For someone buying a solitaire engagement ring, for example, AYAANI lets you focus on finding the right stone weight and design for what you want to spend, rather than accepting a smaller or lower-clarity stone because the budget doesn't stretch far enough.
What to Check Before Buying Any Lab Grown Diamond
Whether you buy from AYAANI or anywhere else, here are the things worth verifying:
Certification matters most. Ask for IGI or GIA certification for any stone. A certificate tells you exactly what you're getting across all four quality parameters. Without it, you're taking the seller's word for quality.
Check the 4Cs against your priorities. Most people find that cut affects appearance most dramatically, a well-cut diamond looks more brilliant even if the clarity is slightly lower. If you're choosing between spending on carat size versus cut quality, cut usually wins on how the stone actually looks.
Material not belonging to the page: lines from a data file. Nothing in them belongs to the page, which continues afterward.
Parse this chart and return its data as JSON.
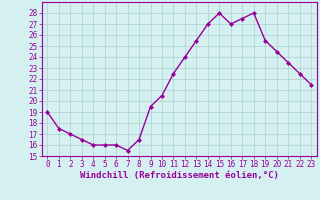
{
  "x": [
    0,
    1,
    2,
    3,
    4,
    5,
    6,
    7,
    8,
    9,
    10,
    11,
    12,
    13,
    14,
    15,
    16,
    17,
    18,
    19,
    20,
    21,
    22,
    23
  ],
  "y": [
    19,
    17.5,
    17,
    16.5,
    16,
    16,
    16,
    15.5,
    16.5,
    19.5,
    20.5,
    22.5,
    24,
    25.5,
    27,
    28,
    27,
    27.5,
    28,
    25.5,
    24.5,
    23.5,
    22.5,
    21.5
  ],
  "line_color": "#990099",
  "marker": "D",
  "marker_size": 2,
  "linewidth": 1.0,
  "xlabel": "Windchill (Refroidissement éolien,°C)",
  "xlabel_fontsize": 6.5,
  "xlim": [
    -0.5,
    23.5
  ],
  "ylim": [
    15,
    29
  ],
  "yticks": [
    15,
    16,
    17,
    18,
    19,
    20,
    21,
    22,
    23,
    24,
    25,
    26,
    27,
    28
  ],
  "xticks": [
    0,
    1,
    2,
    3,
    4,
    5,
    6,
    7,
    8,
    9,
    10,
    11,
    12,
    13,
    14,
    15,
    16,
    17,
    18,
    19,
    20,
    21,
    22,
    23
  ],
  "xtick_labels": [
    "0",
    "1",
    "2",
    "3",
    "4",
    "5",
    "6",
    "7",
    "8",
    "9",
    "10",
    "11",
    "12",
    "13",
    "14",
    "15",
    "16",
    "17",
    "18",
    "19",
    "20",
    "21",
    "22",
    "23"
  ],
  "grid_color": "#b0d0d0",
  "bg_color": "#d4f0f0",
  "tick_fontsize": 5.5,
  "tick_color": "#990099",
  "spine_color": "#990099"
}
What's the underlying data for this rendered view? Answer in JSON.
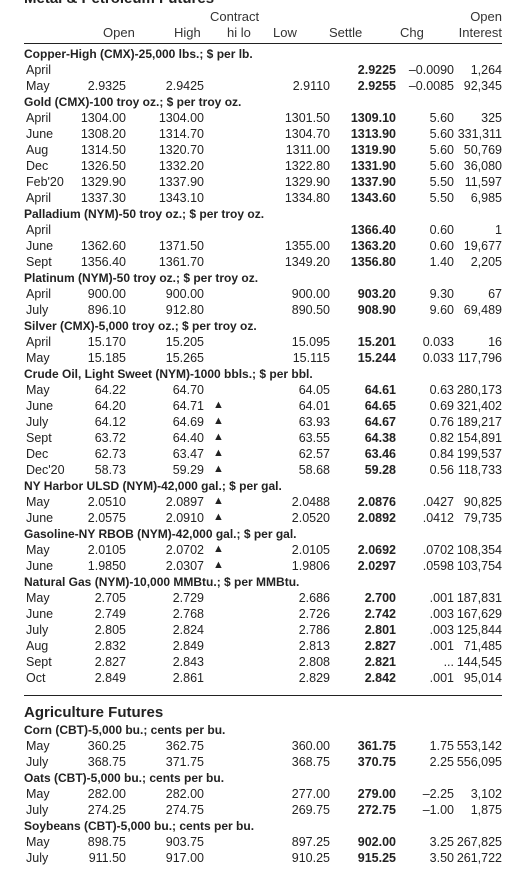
{
  "header": {
    "section_title": "Metal & Petroleum Futures",
    "contract_label": "Contract",
    "open_interest_top": "Open",
    "columns": [
      "Open",
      "High",
      "hi lo",
      "Low",
      "Settle",
      "Chg",
      "Interest"
    ]
  },
  "metal_petroleum": [
    {
      "name": "Copper-High (CMX)-25,000 lbs.; $ per lb.",
      "rows": [
        {
          "month": "April",
          "open": "",
          "high": "",
          "hilo": "",
          "low": "",
          "settle": "2.9225",
          "chg": "–0.0090",
          "oi": "1,264"
        },
        {
          "month": "May",
          "open": "2.9325",
          "high": "2.9425",
          "hilo": "",
          "low": "2.9110",
          "settle": "2.9255",
          "chg": "–0.0085",
          "oi": "92,345"
        }
      ]
    },
    {
      "name": "Gold (CMX)-100 troy oz.; $ per troy oz.",
      "rows": [
        {
          "month": "April",
          "open": "1304.00",
          "high": "1304.00",
          "hilo": "",
          "low": "1301.50",
          "settle": "1309.10",
          "chg": "5.60",
          "oi": "325"
        },
        {
          "month": "June",
          "open": "1308.20",
          "high": "1314.70",
          "hilo": "",
          "low": "1304.70",
          "settle": "1313.90",
          "chg": "5.60",
          "oi": "331,311"
        },
        {
          "month": "Aug",
          "open": "1314.50",
          "high": "1320.70",
          "hilo": "",
          "low": "1311.00",
          "settle": "1319.90",
          "chg": "5.60",
          "oi": "50,769"
        },
        {
          "month": "Dec",
          "open": "1326.50",
          "high": "1332.20",
          "hilo": "",
          "low": "1322.80",
          "settle": "1331.90",
          "chg": "5.60",
          "oi": "36,080"
        },
        {
          "month": "Feb'20",
          "open": "1329.90",
          "high": "1337.90",
          "hilo": "",
          "low": "1329.90",
          "settle": "1337.90",
          "chg": "5.50",
          "oi": "11,597"
        },
        {
          "month": "April",
          "open": "1337.30",
          "high": "1343.10",
          "hilo": "",
          "low": "1334.80",
          "settle": "1343.60",
          "chg": "5.50",
          "oi": "6,985"
        }
      ]
    },
    {
      "name": "Palladium (NYM)-50 troy oz.; $ per troy oz.",
      "rows": [
        {
          "month": "April",
          "open": "",
          "high": "",
          "hilo": "",
          "low": "",
          "settle": "1366.40",
          "chg": "0.60",
          "oi": "1"
        },
        {
          "month": "June",
          "open": "1362.60",
          "high": "1371.50",
          "hilo": "",
          "low": "1355.00",
          "settle": "1363.20",
          "chg": "0.60",
          "oi": "19,677"
        },
        {
          "month": "Sept",
          "open": "1356.40",
          "high": "1361.70",
          "hilo": "",
          "low": "1349.20",
          "settle": "1356.80",
          "chg": "1.40",
          "oi": "2,205"
        }
      ]
    },
    {
      "name": "Platinum (NYM)-50 troy oz.; $ per troy oz.",
      "rows": [
        {
          "month": "April",
          "open": "900.00",
          "high": "900.00",
          "hilo": "",
          "low": "900.00",
          "settle": "903.20",
          "chg": "9.30",
          "oi": "67"
        },
        {
          "month": "July",
          "open": "896.10",
          "high": "912.80",
          "hilo": "",
          "low": "890.50",
          "settle": "908.90",
          "chg": "9.60",
          "oi": "69,489"
        }
      ]
    },
    {
      "name": "Silver (CMX)-5,000 troy oz.; $ per troy oz.",
      "rows": [
        {
          "month": "April",
          "open": "15.170",
          "high": "15.205",
          "hilo": "",
          "low": "15.095",
          "settle": "15.201",
          "chg": "0.033",
          "oi": "16"
        },
        {
          "month": "May",
          "open": "15.185",
          "high": "15.265",
          "hilo": "",
          "low": "15.115",
          "settle": "15.244",
          "chg": "0.033",
          "oi": "117,796"
        }
      ]
    },
    {
      "name": "Crude Oil, Light Sweet (NYM)-1000 bbls.; $ per bbl.",
      "rows": [
        {
          "month": "May",
          "open": "64.22",
          "high": "64.70",
          "hilo": "",
          "low": "64.05",
          "settle": "64.61",
          "chg": "0.63",
          "oi": "280,173"
        },
        {
          "month": "June",
          "open": "64.20",
          "high": "64.71",
          "hilo": "▲",
          "low": "64.01",
          "settle": "64.65",
          "chg": "0.69",
          "oi": "321,402"
        },
        {
          "month": "July",
          "open": "64.12",
          "high": "64.69",
          "hilo": "▲",
          "low": "63.93",
          "settle": "64.67",
          "chg": "0.76",
          "oi": "189,217"
        },
        {
          "month": "Sept",
          "open": "63.72",
          "high": "64.40",
          "hilo": "▲",
          "low": "63.55",
          "settle": "64.38",
          "chg": "0.82",
          "oi": "154,891"
        },
        {
          "month": "Dec",
          "open": "62.73",
          "high": "63.47",
          "hilo": "▲",
          "low": "62.57",
          "settle": "63.46",
          "chg": "0.84",
          "oi": "199,537"
        },
        {
          "month": "Dec'20",
          "open": "58.73",
          "high": "59.29",
          "hilo": "▲",
          "low": "58.68",
          "settle": "59.28",
          "chg": "0.56",
          "oi": "118,733"
        }
      ]
    },
    {
      "name": "NY Harbor ULSD (NYM)-42,000 gal.; $ per gal.",
      "rows": [
        {
          "month": "May",
          "open": "2.0510",
          "high": "2.0897",
          "hilo": "▲",
          "low": "2.0488",
          "settle": "2.0876",
          "chg": ".0427",
          "oi": "90,825"
        },
        {
          "month": "June",
          "open": "2.0575",
          "high": "2.0910",
          "hilo": "▲",
          "low": "2.0520",
          "settle": "2.0892",
          "chg": ".0412",
          "oi": "79,735"
        }
      ]
    },
    {
      "name": "Gasoline-NY RBOB (NYM)-42,000 gal.; $ per gal.",
      "rows": [
        {
          "month": "May",
          "open": "2.0105",
          "high": "2.0702",
          "hilo": "▲",
          "low": "2.0105",
          "settle": "2.0692",
          "chg": ".0702",
          "oi": "108,354"
        },
        {
          "month": "June",
          "open": "1.9850",
          "high": "2.0307",
          "hilo": "▲",
          "low": "1.9806",
          "settle": "2.0297",
          "chg": ".0598",
          "oi": "103,754"
        }
      ]
    },
    {
      "name": "Natural Gas (NYM)-10,000 MMBtu.; $ per MMBtu.",
      "rows": [
        {
          "month": "May",
          "open": "2.705",
          "high": "2.729",
          "hilo": "",
          "low": "2.686",
          "settle": "2.700",
          "chg": ".001",
          "oi": "187,831"
        },
        {
          "month": "June",
          "open": "2.749",
          "high": "2.768",
          "hilo": "",
          "low": "2.726",
          "settle": "2.742",
          "chg": ".003",
          "oi": "167,629"
        },
        {
          "month": "July",
          "open": "2.805",
          "high": "2.824",
          "hilo": "",
          "low": "2.786",
          "settle": "2.801",
          "chg": ".003",
          "oi": "125,844"
        },
        {
          "month": "Aug",
          "open": "2.832",
          "high": "2.849",
          "hilo": "",
          "low": "2.813",
          "settle": "2.827",
          "chg": ".001",
          "oi": "71,485"
        },
        {
          "month": "Sept",
          "open": "2.827",
          "high": "2.843",
          "hilo": "",
          "low": "2.808",
          "settle": "2.821",
          "chg": "...",
          "oi": "144,545"
        },
        {
          "month": "Oct",
          "open": "2.849",
          "high": "2.861",
          "hilo": "",
          "low": "2.829",
          "settle": "2.842",
          "chg": ".001",
          "oi": "95,014"
        }
      ]
    }
  ],
  "agri_title": "Agriculture Futures",
  "agriculture": [
    {
      "name": "Corn (CBT)-5,000 bu.; cents per bu.",
      "rows": [
        {
          "month": "May",
          "open": "360.25",
          "high": "362.75",
          "hilo": "",
          "low": "360.00",
          "settle": "361.75",
          "chg": "1.75",
          "oi": "553,142"
        },
        {
          "month": "July",
          "open": "368.75",
          "high": "371.75",
          "hilo": "",
          "low": "368.75",
          "settle": "370.75",
          "chg": "2.25",
          "oi": "556,095"
        }
      ]
    },
    {
      "name": "Oats (CBT)-5,000 bu.; cents per bu.",
      "rows": [
        {
          "month": "May",
          "open": "282.00",
          "high": "282.00",
          "hilo": "",
          "low": "277.00",
          "settle": "279.00",
          "chg": "–2.25",
          "oi": "3,102"
        },
        {
          "month": "July",
          "open": "274.25",
          "high": "274.75",
          "hilo": "",
          "low": "269.75",
          "settle": "272.75",
          "chg": "–1.00",
          "oi": "1,875"
        }
      ]
    },
    {
      "name": "Soybeans (CBT)-5,000 bu.; cents per bu.",
      "rows": [
        {
          "month": "May",
          "open": "898.75",
          "high": "903.75",
          "hilo": "",
          "low": "897.25",
          "settle": "902.00",
          "chg": "3.25",
          "oi": "267,825"
        },
        {
          "month": "July",
          "open": "911.50",
          "high": "917.00",
          "hilo": "",
          "low": "910.25",
          "settle": "915.25",
          "chg": "3.50",
          "oi": "261,722"
        }
      ]
    }
  ]
}
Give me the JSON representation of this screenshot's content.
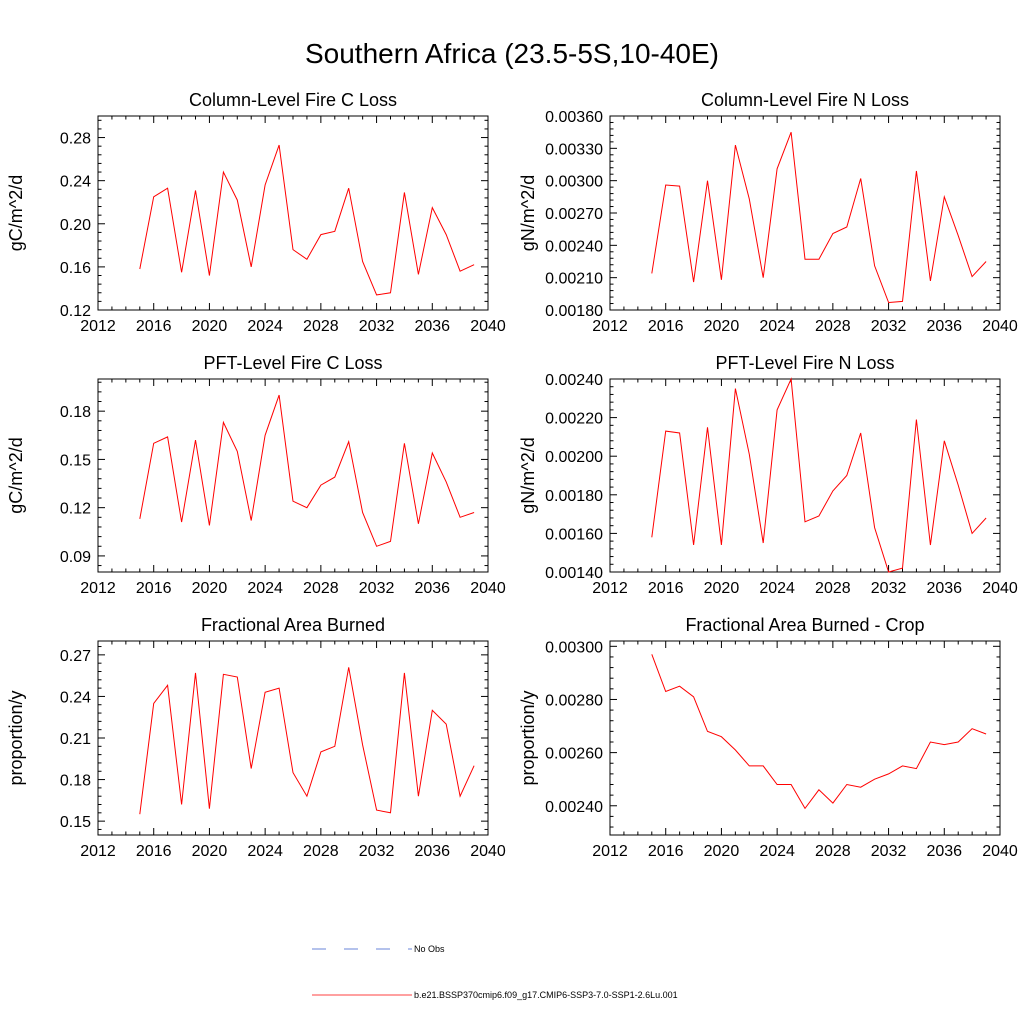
{
  "title": "Southern Africa (23.5-5S,10-40E)",
  "colors": {
    "model_line": "#ff0000",
    "obs_line": "#3a5fcd",
    "axis": "#000000"
  },
  "legend": {
    "obs_label": "No Obs",
    "model_label": "b.e21.BSSP370cmip6.f09_g17.CMIP6-SSP3-7.0-SSP1-2.6Lu.001"
  },
  "chart_data": [
    {
      "type": "line",
      "title": "Column-Level Fire C Loss",
      "ylabel": "gC/m^2/d",
      "xlim": [
        2012,
        2040
      ],
      "xticks": [
        2012,
        2016,
        2020,
        2024,
        2028,
        2032,
        2036,
        2040
      ],
      "ylim": [
        0.12,
        0.3
      ],
      "yticks": [
        "0.12",
        "0.16",
        "0.20",
        "0.24",
        "0.28"
      ],
      "x": [
        2015,
        2016,
        2017,
        2018,
        2019,
        2020,
        2021,
        2022,
        2023,
        2024,
        2025,
        2026,
        2027,
        2028,
        2029,
        2030,
        2031,
        2032,
        2033,
        2034,
        2035,
        2036,
        2037,
        2038,
        2039
      ],
      "series": [
        {
          "values": [
            0.158,
            0.225,
            0.233,
            0.155,
            0.231,
            0.152,
            0.248,
            0.222,
            0.16,
            0.236,
            0.273,
            0.176,
            0.167,
            0.19,
            0.193,
            0.233,
            0.165,
            0.134,
            0.136,
            0.229,
            0.153,
            0.215,
            0.19,
            0.156,
            0.162
          ]
        }
      ]
    },
    {
      "type": "line",
      "title": "Column-Level Fire N Loss",
      "ylabel": "gN/m^2/d",
      "xlim": [
        2012,
        2040
      ],
      "xticks": [
        2012,
        2016,
        2020,
        2024,
        2028,
        2032,
        2036,
        2040
      ],
      "ylim": [
        0.0018,
        0.0036
      ],
      "yticks": [
        "0.00180",
        "0.00210",
        "0.00240",
        "0.00270",
        "0.00300",
        "0.00330",
        "0.00360"
      ],
      "x": [
        2015,
        2016,
        2017,
        2018,
        2019,
        2020,
        2021,
        2022,
        2023,
        2024,
        2025,
        2026,
        2027,
        2028,
        2029,
        2030,
        2031,
        2032,
        2033,
        2034,
        2035,
        2036,
        2037,
        2038,
        2039
      ],
      "series": [
        {
          "values": [
            0.00214,
            0.00296,
            0.00295,
            0.00206,
            0.003,
            0.00208,
            0.00333,
            0.00283,
            0.0021,
            0.00311,
            0.00345,
            0.00227,
            0.00227,
            0.00251,
            0.00257,
            0.00302,
            0.00221,
            0.00187,
            0.00188,
            0.00309,
            0.00207,
            0.00285,
            0.00249,
            0.00211,
            0.00225
          ]
        }
      ]
    },
    {
      "type": "line",
      "title": "PFT-Level Fire C Loss",
      "ylabel": "gC/m^2/d",
      "xlim": [
        2012,
        2040
      ],
      "xticks": [
        2012,
        2016,
        2020,
        2024,
        2028,
        2032,
        2036,
        2040
      ],
      "ylim": [
        0.08,
        0.2
      ],
      "yticks": [
        "0.09",
        "0.12",
        "0.15",
        "0.18"
      ],
      "x": [
        2015,
        2016,
        2017,
        2018,
        2019,
        2020,
        2021,
        2022,
        2023,
        2024,
        2025,
        2026,
        2027,
        2028,
        2029,
        2030,
        2031,
        2032,
        2033,
        2034,
        2035,
        2036,
        2037,
        2038,
        2039
      ],
      "series": [
        {
          "values": [
            0.113,
            0.16,
            0.164,
            0.111,
            0.162,
            0.109,
            0.173,
            0.155,
            0.112,
            0.165,
            0.19,
            0.124,
            0.12,
            0.134,
            0.139,
            0.161,
            0.117,
            0.096,
            0.099,
            0.16,
            0.11,
            0.154,
            0.136,
            0.114,
            0.117
          ]
        }
      ]
    },
    {
      "type": "line",
      "title": "PFT-Level Fire N Loss",
      "ylabel": "gN/m^2/d",
      "xlim": [
        2012,
        2040
      ],
      "xticks": [
        2012,
        2016,
        2020,
        2024,
        2028,
        2032,
        2036,
        2040
      ],
      "ylim": [
        0.0014,
        0.0024
      ],
      "yticks": [
        "0.00140",
        "0.00160",
        "0.00180",
        "0.00200",
        "0.00220",
        "0.00240"
      ],
      "x": [
        2015,
        2016,
        2017,
        2018,
        2019,
        2020,
        2021,
        2022,
        2023,
        2024,
        2025,
        2026,
        2027,
        2028,
        2029,
        2030,
        2031,
        2032,
        2033,
        2034,
        2035,
        2036,
        2037,
        2038,
        2039
      ],
      "series": [
        {
          "values": [
            0.00158,
            0.00213,
            0.00212,
            0.00154,
            0.00215,
            0.00154,
            0.00235,
            0.00201,
            0.00155,
            0.00224,
            0.0024,
            0.00166,
            0.00169,
            0.00182,
            0.0019,
            0.00212,
            0.00163,
            0.0014,
            0.00142,
            0.00219,
            0.00154,
            0.00208,
            0.00185,
            0.0016,
            0.00168
          ]
        }
      ]
    },
    {
      "type": "line",
      "title": "Fractional Area Burned",
      "ylabel": "proportion/y",
      "xlim": [
        2012,
        2040
      ],
      "xticks": [
        2012,
        2016,
        2020,
        2024,
        2028,
        2032,
        2036,
        2040
      ],
      "ylim": [
        0.14,
        0.28
      ],
      "yticks": [
        "0.15",
        "0.18",
        "0.21",
        "0.24",
        "0.27"
      ],
      "x": [
        2015,
        2016,
        2017,
        2018,
        2019,
        2020,
        2021,
        2022,
        2023,
        2024,
        2025,
        2026,
        2027,
        2028,
        2029,
        2030,
        2031,
        2032,
        2033,
        2034,
        2035,
        2036,
        2037,
        2038,
        2039
      ],
      "series": [
        {
          "values": [
            0.155,
            0.235,
            0.248,
            0.162,
            0.257,
            0.159,
            0.256,
            0.254,
            0.188,
            0.243,
            0.246,
            0.185,
            0.168,
            0.2,
            0.204,
            0.261,
            0.205,
            0.158,
            0.156,
            0.257,
            0.168,
            0.23,
            0.22,
            0.168,
            0.19
          ]
        }
      ]
    },
    {
      "type": "line",
      "title": "Fractional Area Burned - Crop",
      "ylabel": "proportion/y",
      "xlim": [
        2012,
        2040
      ],
      "xticks": [
        2012,
        2016,
        2020,
        2024,
        2028,
        2032,
        2036,
        2040
      ],
      "ylim": [
        0.00229,
        0.00302
      ],
      "yticks": [
        "0.00240",
        "0.00260",
        "0.00280",
        "0.00300"
      ],
      "x": [
        2015,
        2016,
        2017,
        2018,
        2019,
        2020,
        2021,
        2022,
        2023,
        2024,
        2025,
        2026,
        2027,
        2028,
        2029,
        2030,
        2031,
        2032,
        2033,
        2034,
        2035,
        2036,
        2037,
        2038,
        2039
      ],
      "series": [
        {
          "values": [
            0.00297,
            0.00283,
            0.00285,
            0.00281,
            0.00268,
            0.00266,
            0.00261,
            0.00255,
            0.00255,
            0.00248,
            0.00248,
            0.00239,
            0.00246,
            0.00241,
            0.00248,
            0.00247,
            0.0025,
            0.00252,
            0.00255,
            0.00254,
            0.00264,
            0.00263,
            0.00264,
            0.00269,
            0.00267
          ]
        }
      ]
    }
  ]
}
Ask about hallmarking on the metal. BIS hallmarking is a standard you should expect on any gold jewellery. It's a legal requirement in India and a basic quality assurance on the metal itself.
Understand the return and exchange policy. Reputable brands have clear policies. If a brand is vague about this, that's worth noticing before you commit to a significant purchase.
Ask if the stone is CVD or HPHT grown. Both are genuine lab grown diamonds. CVD (Chemical Vapour Deposition) is more common for jewellery-grade stones today. Neither is inherently better, but knowing which one you're getting is a reasonable thing to understand.
The Bottom Line
Lab grown diamonds are real diamonds that cost significantly less because they are manufactured rather than mined. The quality is not compromised, the same stones, the same grading standards, the same look. What changes is where they come from and how much of your money goes toward the supply chain rather than the stone.
In India right now, that price difference gives buyers a genuine opportunity to own high-quality certified diamond jewellery at prices that weren't realistic even five years ago.
If you're exploring where to start, AYAANI's collection of lab grown diamond jewellery is worth a look, not just for the price point, but for the combination of certified quality, thoughtful design, and honest transparency about what you're buying. For anyone who has wanted a diamond piece but found natural diamond prices out of reach, that combination is exactly what the lab grown category was made for.
All price estimates reflect typical market ranges at the time of writing. Actual prices vary based on specific stone grades, metal type, and brand. Always ask for IGI or GIA certification before purchasing.
FAQs
Are lab grown diamonds "real" diamonds?
Yes, by every scientific and gemological definition. The FTC (US Federal Trade Commission) recognises them as real diamonds, and so does the BIS in India.
Can a jeweller tell the difference?
Not with standard tools. Specialised equipment designed specifically to identify lab grown stones can distinguish them, but standard diamond testers cannot.
Do lab grown diamonds look different?
No. Side by side with a mined diamond of similar grading, they are visually indistinguishable. Both reflect light the same way, have the same fire and brilliance.
Is the price gap going to change?
It has been widening over the last few years as production scales up globally. Some analysts expect prices to continue to soften, though the pace of that is hard to predict. What's true right now is that the current gap is significant and real.
Are lab grown diamonds ethical?
Lab grown diamonds avoid the environmental and social concerns that have historically surrounded diamond mining, land disturbance, carbon footprint, and questions about labour practices in some mining regions. They're not zero-impact, since manufacturing uses energy, but by most assessments their footprint is considerably lower.